Its really pretty evident on the Apple side.
1. Cost - Apple products are exceedingly expensive and given depreciation rules it makes zero sense. Using the straight line method, companies will only write off products for 5 years. So do they spend 2,500 dollars for a MBP X number of employees or do they spend 1,000 dollars for a Dell Lattitude X number of employees (Every 5 years)? Giving 100 employees a new laptop will cost a company 150,000 more if they go with Apple. Because of depreciation rules, it actually impacts the bottom line to carry fully depreciated assets, so companies tend to replace assets once their useful life has been expended
2. Hardware - What servers does apple currently sell? Hard to have a company "replace their servers and everything with apple products" when apple doesn't sell servers.
3. Software - What software does Apple use to manage networks, group policies, packaging updates? To my knowledge I don't think they have much if any. I know they still have an enterprise page but I don't know how much products are available to help manage the infrastructure.
4. Compatibility, many if not most enterprise software (that is client based) runs on windows and only windows. So that makes less sense to buy every employee a Mac when it fails to run the required software. Oh install windows you say? Sure but then that 2,500 dollars person cost, will now need at least 200 dollars for a windows license.
As for Ubuntu, well lets drop that specific distro and use Linux in general and doing the smallest bit of googling we can see that Linux servers are by far more common and preferred then Windows.

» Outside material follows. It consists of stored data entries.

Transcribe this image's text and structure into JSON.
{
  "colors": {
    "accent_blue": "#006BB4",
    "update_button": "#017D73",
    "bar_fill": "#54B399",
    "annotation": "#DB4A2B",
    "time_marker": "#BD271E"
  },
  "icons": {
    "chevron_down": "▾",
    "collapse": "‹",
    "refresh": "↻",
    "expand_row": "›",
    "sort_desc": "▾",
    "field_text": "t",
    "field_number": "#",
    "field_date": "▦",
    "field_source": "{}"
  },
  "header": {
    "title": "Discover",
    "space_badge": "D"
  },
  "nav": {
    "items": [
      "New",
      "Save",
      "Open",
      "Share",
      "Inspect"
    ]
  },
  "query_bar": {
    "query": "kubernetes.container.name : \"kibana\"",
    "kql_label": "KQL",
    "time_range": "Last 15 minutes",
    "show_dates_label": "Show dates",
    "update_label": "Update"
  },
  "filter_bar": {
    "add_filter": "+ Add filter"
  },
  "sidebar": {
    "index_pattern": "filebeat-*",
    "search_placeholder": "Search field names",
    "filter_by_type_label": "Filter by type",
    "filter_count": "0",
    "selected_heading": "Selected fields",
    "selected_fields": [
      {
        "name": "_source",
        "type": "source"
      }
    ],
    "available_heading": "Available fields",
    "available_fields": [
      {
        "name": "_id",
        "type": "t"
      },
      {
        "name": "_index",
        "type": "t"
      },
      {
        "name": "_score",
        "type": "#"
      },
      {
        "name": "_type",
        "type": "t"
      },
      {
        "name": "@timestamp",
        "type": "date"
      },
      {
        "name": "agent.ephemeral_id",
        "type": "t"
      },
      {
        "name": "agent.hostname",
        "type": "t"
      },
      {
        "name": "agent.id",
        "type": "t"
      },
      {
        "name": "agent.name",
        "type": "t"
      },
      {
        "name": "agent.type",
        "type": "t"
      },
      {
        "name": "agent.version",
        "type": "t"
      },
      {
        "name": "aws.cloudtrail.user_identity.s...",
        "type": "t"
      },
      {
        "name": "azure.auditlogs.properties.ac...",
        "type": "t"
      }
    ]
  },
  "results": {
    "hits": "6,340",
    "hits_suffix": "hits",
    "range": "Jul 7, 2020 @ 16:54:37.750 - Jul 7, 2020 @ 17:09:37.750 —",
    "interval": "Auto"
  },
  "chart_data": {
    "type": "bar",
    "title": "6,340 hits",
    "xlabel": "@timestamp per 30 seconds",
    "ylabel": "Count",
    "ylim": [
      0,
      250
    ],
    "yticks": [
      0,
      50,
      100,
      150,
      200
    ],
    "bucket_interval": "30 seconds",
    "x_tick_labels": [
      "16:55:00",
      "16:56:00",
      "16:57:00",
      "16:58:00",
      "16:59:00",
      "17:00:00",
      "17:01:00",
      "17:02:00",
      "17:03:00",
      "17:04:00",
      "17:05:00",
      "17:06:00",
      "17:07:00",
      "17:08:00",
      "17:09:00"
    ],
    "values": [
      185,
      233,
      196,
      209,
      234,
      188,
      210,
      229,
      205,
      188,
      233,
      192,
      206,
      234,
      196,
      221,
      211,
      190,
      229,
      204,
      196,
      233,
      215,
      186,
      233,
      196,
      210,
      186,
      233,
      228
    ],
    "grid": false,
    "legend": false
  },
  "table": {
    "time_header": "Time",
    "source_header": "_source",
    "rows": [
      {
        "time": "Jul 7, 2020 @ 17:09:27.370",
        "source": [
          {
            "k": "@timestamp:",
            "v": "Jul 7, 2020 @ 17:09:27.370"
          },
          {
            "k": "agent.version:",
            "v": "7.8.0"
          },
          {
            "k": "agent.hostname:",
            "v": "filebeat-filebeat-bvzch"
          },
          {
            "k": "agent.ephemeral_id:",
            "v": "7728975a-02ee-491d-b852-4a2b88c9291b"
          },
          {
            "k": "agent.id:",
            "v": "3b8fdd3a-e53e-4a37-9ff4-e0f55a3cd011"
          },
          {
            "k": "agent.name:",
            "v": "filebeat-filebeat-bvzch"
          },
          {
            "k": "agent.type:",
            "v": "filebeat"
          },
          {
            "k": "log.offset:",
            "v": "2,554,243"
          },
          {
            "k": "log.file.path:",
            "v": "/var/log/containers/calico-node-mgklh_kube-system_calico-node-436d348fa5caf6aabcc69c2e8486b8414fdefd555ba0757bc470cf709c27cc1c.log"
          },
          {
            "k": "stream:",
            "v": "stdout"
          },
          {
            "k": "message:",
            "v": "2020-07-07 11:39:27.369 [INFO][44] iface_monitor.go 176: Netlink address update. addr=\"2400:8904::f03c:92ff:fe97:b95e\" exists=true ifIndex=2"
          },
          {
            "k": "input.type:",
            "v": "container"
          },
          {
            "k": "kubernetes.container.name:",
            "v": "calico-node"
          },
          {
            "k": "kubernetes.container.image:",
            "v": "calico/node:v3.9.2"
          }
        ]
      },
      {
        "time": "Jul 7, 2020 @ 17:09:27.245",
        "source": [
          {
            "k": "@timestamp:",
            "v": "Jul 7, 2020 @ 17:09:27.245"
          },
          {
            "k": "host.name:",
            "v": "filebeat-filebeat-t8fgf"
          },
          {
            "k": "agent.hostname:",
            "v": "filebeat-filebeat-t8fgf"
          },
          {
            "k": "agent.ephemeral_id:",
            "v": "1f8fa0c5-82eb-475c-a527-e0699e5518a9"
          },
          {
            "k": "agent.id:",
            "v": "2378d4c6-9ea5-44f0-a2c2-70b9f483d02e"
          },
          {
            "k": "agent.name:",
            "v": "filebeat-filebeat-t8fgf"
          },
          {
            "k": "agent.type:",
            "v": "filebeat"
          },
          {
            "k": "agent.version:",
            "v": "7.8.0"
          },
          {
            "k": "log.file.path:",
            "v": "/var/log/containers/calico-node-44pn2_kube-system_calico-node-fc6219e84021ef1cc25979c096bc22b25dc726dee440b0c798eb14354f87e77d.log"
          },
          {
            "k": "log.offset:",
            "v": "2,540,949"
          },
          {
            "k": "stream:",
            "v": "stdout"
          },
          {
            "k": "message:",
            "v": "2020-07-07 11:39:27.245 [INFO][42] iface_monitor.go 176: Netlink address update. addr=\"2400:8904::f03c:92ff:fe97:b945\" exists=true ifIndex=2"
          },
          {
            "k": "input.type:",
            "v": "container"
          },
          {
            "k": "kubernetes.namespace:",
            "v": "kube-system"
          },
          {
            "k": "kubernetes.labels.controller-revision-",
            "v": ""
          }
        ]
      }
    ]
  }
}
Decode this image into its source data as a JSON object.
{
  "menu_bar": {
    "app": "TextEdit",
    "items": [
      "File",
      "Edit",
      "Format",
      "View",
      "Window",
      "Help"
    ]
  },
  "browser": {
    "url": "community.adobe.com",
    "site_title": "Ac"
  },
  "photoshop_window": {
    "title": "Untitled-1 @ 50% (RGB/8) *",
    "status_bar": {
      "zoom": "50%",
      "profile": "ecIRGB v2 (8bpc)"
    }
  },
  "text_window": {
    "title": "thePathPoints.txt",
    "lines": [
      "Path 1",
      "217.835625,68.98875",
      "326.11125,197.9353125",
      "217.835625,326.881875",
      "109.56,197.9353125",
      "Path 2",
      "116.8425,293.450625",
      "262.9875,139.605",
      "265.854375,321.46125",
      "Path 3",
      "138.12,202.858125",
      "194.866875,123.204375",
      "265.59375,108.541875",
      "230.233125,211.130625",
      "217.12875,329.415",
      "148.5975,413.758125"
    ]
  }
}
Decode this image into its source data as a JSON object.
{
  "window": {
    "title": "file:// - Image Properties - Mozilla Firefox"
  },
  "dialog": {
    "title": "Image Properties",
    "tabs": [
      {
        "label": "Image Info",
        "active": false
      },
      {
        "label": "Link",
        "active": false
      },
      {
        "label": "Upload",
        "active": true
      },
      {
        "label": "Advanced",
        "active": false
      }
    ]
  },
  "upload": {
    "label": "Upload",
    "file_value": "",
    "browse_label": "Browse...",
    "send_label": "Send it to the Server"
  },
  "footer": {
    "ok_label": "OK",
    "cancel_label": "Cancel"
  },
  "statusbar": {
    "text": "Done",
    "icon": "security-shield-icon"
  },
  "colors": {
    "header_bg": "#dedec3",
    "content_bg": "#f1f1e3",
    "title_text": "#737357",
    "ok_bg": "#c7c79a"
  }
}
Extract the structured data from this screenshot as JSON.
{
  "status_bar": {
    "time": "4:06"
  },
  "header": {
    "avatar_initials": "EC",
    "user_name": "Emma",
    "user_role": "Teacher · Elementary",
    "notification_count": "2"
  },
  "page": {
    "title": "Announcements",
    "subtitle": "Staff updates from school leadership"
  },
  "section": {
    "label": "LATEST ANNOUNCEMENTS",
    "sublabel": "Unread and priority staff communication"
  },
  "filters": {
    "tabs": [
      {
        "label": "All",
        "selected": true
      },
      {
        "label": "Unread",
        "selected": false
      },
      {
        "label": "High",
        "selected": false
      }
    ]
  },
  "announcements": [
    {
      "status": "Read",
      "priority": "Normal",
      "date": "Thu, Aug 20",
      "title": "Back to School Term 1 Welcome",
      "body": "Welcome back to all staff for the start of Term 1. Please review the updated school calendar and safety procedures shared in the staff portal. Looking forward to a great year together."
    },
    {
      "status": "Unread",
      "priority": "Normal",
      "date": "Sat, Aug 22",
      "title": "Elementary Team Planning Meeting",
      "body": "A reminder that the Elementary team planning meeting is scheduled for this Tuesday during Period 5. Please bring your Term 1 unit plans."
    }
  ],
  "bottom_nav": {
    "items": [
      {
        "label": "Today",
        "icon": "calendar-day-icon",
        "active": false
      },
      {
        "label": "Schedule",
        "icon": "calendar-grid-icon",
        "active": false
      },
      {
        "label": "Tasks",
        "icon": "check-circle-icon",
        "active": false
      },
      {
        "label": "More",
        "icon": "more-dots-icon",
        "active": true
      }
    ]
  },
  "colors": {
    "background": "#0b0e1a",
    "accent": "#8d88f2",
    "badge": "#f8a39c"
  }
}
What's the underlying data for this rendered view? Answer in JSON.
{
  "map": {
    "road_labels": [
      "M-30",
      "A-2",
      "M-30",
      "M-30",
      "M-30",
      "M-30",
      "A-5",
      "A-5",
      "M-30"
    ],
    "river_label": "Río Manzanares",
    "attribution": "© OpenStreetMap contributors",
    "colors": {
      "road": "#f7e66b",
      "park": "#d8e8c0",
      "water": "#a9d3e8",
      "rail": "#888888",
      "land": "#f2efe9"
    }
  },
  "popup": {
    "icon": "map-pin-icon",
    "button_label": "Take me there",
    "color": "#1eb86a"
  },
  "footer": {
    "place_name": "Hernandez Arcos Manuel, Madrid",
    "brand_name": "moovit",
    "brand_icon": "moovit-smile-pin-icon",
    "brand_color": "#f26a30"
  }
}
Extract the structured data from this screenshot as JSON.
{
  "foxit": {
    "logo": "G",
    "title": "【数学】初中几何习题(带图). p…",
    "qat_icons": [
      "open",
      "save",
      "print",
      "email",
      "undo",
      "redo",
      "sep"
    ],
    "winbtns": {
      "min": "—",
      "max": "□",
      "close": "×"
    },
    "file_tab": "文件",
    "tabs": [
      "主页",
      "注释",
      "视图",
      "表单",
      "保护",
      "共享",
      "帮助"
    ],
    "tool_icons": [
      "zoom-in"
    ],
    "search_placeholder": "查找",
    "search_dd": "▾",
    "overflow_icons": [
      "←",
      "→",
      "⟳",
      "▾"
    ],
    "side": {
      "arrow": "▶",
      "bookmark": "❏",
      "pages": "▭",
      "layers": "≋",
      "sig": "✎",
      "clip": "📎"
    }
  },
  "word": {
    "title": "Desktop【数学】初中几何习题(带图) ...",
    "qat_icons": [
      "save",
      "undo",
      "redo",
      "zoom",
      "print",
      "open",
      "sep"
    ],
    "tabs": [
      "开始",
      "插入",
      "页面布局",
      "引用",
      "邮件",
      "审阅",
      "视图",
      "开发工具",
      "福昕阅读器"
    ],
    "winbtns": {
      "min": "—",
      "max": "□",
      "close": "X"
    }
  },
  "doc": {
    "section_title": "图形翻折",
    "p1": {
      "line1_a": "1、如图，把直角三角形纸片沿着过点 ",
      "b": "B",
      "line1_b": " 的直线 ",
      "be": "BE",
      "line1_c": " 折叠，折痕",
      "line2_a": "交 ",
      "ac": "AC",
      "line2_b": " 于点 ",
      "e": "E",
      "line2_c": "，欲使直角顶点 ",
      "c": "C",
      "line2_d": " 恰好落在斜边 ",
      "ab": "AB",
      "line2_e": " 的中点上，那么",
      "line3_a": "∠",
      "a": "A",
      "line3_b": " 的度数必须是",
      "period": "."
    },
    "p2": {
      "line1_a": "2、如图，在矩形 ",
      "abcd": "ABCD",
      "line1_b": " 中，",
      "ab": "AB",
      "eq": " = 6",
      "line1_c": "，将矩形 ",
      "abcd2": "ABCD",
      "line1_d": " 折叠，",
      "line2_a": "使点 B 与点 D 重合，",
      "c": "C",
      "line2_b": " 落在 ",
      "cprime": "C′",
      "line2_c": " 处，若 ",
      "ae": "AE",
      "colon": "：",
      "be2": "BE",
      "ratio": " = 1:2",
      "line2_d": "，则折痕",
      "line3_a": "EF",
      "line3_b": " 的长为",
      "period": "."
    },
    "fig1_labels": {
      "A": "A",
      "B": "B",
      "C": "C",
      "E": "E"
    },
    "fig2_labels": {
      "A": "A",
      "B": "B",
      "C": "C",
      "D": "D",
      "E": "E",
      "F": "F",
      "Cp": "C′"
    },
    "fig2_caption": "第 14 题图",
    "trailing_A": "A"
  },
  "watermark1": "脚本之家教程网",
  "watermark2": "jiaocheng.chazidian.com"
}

Reason #1 doesn't fly. Companies do not use straight-line, 5-year depreciation for desktop/laptop machines. Section 179 of the IRS Code allows the vast majority of computing equipment to be fully-deducted in the year of purchase, so that's what "everyone" does. This was even true in the 1990s, when I was an IT manager. Since then, the Section 179 per-item limit has been bumped higher and higher. Back then it was something like $10,000 per item. I think it's now closer to $1 million for each item of equipment.
In theory, factory machinery/office equipment is an investment of capital. You're using money you have (or borrow) in order to make more money, and the proceeds (profits) of that investment are taxed.
The justification behind the depreciation deduction is that equipment and buildings wear out/become obsolete. Therefore, your initial investment declines in value, rather than holds steady or grows. Depreciation allows businesses to deduct that loss of value as an expense.
Classic depreciation methods like straight-line assume a business will deduct each year's (estimated) loss of value in the year it occurs, until the full value has been deducted. It's expected that the depreciation method used (and there are many) accurately predicts when the equipment becomes totally useless (is no longer an asset).
The only reason there's a "cost" to carrying fully-depreciated items on a balance sheet is that there's no depreciation deduction and that the item cannot be listed as an asset on the balance sheet (a hidden asset). A new bit of equipment adds value to the balance sheet and triggers new depreciation deductions, and sometimes a company needs one or both.
As long as the cost of using old equipment is reasonable, using old equipment is profitable - you're getting more life out of your initial investment than expected. If/when that older equipment imposes a higher cost in lost productivity, higher maintenance/repair requirements... it's time to retire that equipment.
Due to Section 179 computers are "expensed" - deducted when purchased. Everyone knows they'll be obsolete soon, why pretend otherwise? They're closer to an ordinary and necessary cost of doing business than a long-term capital investment. As such, plain old profit-and-loss accounting is applied. How much does it cost to buy? How much does it cost to maintain/support? How does it impact productivity?
The basic sales pitch from Apple (and IBM, which has been selling Macs for a fair number of years) is total cost of ownership - the substantially lower cost of IT support for Macs (and iPads and iPhones), which more than offsets the higher purchase price of the hardware. If you are willing to pay more up front you'll reap the benefits in subsequent years.
Now, when it comes to servers... Apple is most definitely a seller of end-user hardware. Everything about Apple is the end-user experience. There's little or nothing the presence of an Apple-branded server in a data center can do to affect end-user experience. Since Apple justifies its higher prices (and profit margins) on end-user experience... server farm hardware is a no-win proposition for Apple.
Arguably, the M-series SoCs could change that. However, a data center server does not need all the capabilities Apple builds into the M-series (and A-series). The performance advantage of Apple Silicon is in end-user devices - crafting the full hardware and software experience. Any chip-maker can design a server chipset with as many CISC and/or RISC cores as required, any hardware maker can package those chipsets into server farm-capable systems that meet whatever durability/serviceability demands the server farm operators make. That is not Apple's business at all.